Frequently Asked Questions

Does this play the FLV, or does it only produce still images?

It only produces still images. The tool decodes the FLV on our servers and exports the frame (or frames) you selected as JPG files — there is no video playback and no audio in the output.

My FLV won't open in my browser anymore — can I still use it here?

Yes. Browsers dropped Flash support after Adobe ended Flash Player on December 31, 2020 (Adobe began blocking Flash content on January 12, 2021), so FLV files no longer play inline on the web. You do not need Flash to extract frames here — you upload the FLV and our server decodes it for you.

What's the difference between Specific Frame and Multiple Screenshots?

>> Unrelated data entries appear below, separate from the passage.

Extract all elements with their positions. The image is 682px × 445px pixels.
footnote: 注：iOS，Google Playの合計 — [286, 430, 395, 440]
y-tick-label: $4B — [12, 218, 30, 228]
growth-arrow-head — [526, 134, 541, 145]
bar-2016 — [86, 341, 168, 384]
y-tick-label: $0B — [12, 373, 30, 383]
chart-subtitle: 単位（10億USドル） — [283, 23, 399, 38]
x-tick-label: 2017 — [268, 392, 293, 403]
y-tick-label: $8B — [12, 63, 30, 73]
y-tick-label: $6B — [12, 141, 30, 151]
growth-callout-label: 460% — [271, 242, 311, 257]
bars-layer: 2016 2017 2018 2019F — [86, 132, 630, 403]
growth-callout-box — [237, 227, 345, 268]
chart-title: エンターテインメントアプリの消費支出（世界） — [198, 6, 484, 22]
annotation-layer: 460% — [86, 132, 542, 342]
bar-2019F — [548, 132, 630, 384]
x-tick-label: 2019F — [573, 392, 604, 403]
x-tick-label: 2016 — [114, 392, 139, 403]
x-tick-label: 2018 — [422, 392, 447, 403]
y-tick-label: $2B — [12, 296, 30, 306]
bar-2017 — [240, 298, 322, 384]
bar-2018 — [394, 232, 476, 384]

"Specific Frame" exports exactly one JPG from the moment you type into the "Time (seconds)" field — useful for a thumbnail or cover. "Multiple Screenshots" walks the whole clip at a fixed interval (such as one frame per second, or one every five seconds) and exports a sequence, which you download together as a ZIP.

Will I get the best quality if I leave everything on default?

In our testing, leaving "Quality Preset" on "Very High (Recommended)" and resolution on "Keep original" produced the cleanest JPGs the source FLV could give. Because most FLVs were encoded years ago at modest bitrates, the limiting factor is usually the original footage, not the export — a high preset just avoids stacking extra JPG compression on already-soft frames.

Why is FLV considered a legacy format?

FLV was introduced in 2003 for Adobe Flash Player and carried codecs like Sorenson Spark (H.263), On2 VP6, and later H.264. Adobe pushed F4V (which shares a base with MP4) from 2007 onward, and after Flash Player's end of life the web standardized on MP4 and HTML5 video. FLV still decodes fine for frame extraction, but it is no longer a format you would publish in.

Can I extract a frame as PNG or another format instead of JPG?

Yes. JPG is best for photographic frames and keeps files small, but it is lossy and has no transparency. For a lossless still or one with an alpha channel, use the FLV to PNG converter instead.